Você sabia que dentro do seu celular, em carros elétricos, turbinas eólicas e até em drones militares existem elementos com nomes exóticos como neodímio, térbio e disprósio? Esses minerais fazem parte do grupo conhecido como terras raras e hoje estão no centro de uma disputa global que envolve interesses econômicos, tecnológicos e militares.
Segundo relatório da Conferência da ONU sobre Comércio e Desenvolvimento (UNCTAD), a demanda mundial por terras raras deve crescer 1.500% até 2050. Esse aumento, muito acima da capacidade atual de produção, tornou o tema estratégico. Com os Estados Unidos tentando reduzir a dependência da China — que domina 70% do mercado — o Brasil passou a ganhar destaque por suas reservas.
O que são terras raras?
Apesar do nome, esses minerais não são exatamente escassos. São 17 elementos químicos, encontrados juntos na natureza e com propriedades muito semelhantes. O desafio está na extração e no refino, processos caros e que exigem tecnologia avançada.
Esses elementos estão presentes em tecnologias modernas e essenciais para a transição energética, como baterias, turbinas eólicas, telas de LED, equipamentos médicos e armas de precisão.
A disputa entre EUA e China
O interesse norte-americano cresceu após a guerra comercial com a China. Durante o conflito, Pequim restringiu a exportação de terras raras, afetando diretamente indústrias estratégicas nos EUA, como a de carros elétricos e, principalmente, a de equipamentos militares.
De acordo com especialistas, mais de 95% das terras raras usadas pelos EUA são importadas. Por isso, o abastecimento seguro desses minerais virou prioridade para Washington.
O papel do Brasil
Depois da China, o Brasil é o país com maiores reservas de terras raras, respondendo por cerca de 23% das jazidas conhecidas no planeta. Regiões como Poços de Caldas (MG), Araxá (MG), Catalão (GO) e áreas da Amazônia concentram parte desse potencial.
No entanto, enquanto a China domina todas as etapas da cadeia produtiva — da mineração à fabricação de ímãs —, o Brasil explora pouco e praticamente não refina esses minerais. Isso acontece porque o processo é caro, demorado e ambientalmente arriscado.
Desafios ambientais e econômicos
O modelo chinês é considerado altamente poluente, com uso intenso de produtos químicos e grandes quantidades de rejeitos. No Brasil, seria possível adotar uma exploração menos agressiva, mas os custos seriam muito mais altos.

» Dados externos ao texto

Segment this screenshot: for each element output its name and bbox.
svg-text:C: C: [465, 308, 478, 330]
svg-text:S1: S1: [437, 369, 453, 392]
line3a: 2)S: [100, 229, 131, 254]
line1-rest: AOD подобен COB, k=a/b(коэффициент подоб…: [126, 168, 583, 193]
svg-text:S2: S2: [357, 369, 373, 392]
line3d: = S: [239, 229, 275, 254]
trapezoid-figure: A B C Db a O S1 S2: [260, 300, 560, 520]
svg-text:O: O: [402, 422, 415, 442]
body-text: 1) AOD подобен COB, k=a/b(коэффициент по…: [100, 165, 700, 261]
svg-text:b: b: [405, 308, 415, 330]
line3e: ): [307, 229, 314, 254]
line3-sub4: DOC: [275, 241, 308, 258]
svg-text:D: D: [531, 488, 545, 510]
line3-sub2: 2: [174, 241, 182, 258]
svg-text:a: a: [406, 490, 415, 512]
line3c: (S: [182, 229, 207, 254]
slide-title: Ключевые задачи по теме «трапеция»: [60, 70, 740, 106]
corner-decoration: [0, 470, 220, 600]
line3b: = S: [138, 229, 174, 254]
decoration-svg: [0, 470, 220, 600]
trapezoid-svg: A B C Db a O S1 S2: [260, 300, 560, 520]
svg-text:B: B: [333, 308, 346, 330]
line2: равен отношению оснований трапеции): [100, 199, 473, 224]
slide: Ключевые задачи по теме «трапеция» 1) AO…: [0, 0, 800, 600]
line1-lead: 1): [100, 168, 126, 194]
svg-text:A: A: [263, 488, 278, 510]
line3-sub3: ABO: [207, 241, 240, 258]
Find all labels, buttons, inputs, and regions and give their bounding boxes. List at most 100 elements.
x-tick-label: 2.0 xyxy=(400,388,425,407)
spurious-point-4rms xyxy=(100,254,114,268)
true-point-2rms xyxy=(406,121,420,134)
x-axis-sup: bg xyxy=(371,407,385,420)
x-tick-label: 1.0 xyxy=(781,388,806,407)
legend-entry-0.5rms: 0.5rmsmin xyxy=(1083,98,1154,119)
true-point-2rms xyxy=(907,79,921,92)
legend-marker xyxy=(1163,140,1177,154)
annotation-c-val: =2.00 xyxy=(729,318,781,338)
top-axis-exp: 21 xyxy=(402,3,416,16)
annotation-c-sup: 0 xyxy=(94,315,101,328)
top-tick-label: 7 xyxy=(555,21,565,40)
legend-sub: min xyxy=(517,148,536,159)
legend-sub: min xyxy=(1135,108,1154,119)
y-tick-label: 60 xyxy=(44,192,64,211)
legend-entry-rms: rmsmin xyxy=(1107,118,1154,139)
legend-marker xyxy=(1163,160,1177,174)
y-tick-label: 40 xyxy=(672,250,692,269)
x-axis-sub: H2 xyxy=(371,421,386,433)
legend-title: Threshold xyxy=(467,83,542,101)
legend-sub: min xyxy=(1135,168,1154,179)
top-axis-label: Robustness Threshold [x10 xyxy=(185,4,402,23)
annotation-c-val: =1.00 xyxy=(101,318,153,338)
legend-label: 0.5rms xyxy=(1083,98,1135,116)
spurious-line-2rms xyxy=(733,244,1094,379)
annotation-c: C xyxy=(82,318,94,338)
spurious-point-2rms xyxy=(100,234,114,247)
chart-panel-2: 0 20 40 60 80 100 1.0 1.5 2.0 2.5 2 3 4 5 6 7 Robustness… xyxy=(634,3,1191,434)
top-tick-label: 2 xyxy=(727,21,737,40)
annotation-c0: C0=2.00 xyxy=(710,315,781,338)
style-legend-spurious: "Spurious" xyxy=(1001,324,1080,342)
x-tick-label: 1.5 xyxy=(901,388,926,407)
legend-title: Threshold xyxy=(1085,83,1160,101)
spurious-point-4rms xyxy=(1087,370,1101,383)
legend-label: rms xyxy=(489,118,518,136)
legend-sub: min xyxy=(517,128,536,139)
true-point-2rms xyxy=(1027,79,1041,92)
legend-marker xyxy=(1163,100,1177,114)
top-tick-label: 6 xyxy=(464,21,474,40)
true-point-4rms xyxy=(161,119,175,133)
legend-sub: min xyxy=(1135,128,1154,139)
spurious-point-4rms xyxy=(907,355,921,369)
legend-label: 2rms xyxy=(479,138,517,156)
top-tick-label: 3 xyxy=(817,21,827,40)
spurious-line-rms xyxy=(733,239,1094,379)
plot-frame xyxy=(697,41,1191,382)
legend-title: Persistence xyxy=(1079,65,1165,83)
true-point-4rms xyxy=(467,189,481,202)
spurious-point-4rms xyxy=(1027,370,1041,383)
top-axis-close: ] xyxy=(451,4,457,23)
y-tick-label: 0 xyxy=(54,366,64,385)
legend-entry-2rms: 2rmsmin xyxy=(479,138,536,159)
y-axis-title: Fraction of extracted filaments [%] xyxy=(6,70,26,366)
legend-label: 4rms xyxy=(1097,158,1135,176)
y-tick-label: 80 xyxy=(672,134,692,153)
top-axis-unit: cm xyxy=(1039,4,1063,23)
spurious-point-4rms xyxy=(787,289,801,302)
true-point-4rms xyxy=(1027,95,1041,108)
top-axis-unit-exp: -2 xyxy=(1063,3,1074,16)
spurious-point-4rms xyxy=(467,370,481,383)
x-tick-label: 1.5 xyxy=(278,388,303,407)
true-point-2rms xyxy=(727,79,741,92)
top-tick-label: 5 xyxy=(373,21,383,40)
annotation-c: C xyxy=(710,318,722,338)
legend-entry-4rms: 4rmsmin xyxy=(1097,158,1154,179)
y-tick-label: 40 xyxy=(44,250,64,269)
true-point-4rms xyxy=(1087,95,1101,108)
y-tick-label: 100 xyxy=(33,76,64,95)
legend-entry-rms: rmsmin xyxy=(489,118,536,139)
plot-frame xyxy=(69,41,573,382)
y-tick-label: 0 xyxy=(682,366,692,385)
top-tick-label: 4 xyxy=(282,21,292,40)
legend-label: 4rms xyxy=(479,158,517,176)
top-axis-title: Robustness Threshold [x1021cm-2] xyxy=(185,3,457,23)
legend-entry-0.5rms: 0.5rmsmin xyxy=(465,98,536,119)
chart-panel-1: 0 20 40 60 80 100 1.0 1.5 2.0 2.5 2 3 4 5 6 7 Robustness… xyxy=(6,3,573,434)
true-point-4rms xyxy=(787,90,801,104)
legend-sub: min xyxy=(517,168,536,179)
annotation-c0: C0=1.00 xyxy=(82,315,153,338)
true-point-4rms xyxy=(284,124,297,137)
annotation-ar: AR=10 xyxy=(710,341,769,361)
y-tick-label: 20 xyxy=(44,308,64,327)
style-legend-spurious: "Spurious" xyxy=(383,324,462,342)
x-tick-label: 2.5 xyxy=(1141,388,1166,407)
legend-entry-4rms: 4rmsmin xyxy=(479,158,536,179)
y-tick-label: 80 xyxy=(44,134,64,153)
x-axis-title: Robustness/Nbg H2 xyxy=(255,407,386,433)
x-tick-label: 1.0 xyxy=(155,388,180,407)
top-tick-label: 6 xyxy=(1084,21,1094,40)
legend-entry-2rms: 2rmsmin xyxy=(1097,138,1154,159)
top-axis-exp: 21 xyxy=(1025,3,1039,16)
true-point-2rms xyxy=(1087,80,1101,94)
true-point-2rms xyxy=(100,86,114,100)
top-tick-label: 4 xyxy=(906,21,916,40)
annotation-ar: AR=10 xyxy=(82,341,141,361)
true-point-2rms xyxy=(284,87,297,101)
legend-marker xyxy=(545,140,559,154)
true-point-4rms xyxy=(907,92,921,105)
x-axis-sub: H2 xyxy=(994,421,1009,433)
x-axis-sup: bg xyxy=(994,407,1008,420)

Segundo especialistas, enquanto o quilo de terras raras poderia ser vendido a US$ 25 em um modelo sustentável, a China consegue comercializar por cerca de US$ 5. Essa diferença dificulta a competitividade brasileira.
E o futuro?
Para especialistas, o Brasil teria a oportunidade de ir além da exportação de matéria-prima, investindo em tecnologia de refino e fabricação de produtos de maior valor agregado. Mas a avaliação é de que o país tende a repetir o histórico de exportar insumos sem desenvolver a cadeia produtiva.
Parcerias com os Estados Unidos, por exemplo, provavelmente se limitariam a garantir fornecimento de minérios, enquanto o refino e os empregos permaneceriam fora do país. Além disso, há riscos de flexibilizações ambientais acelerarem projetos de mineração sem os devidos cuidados.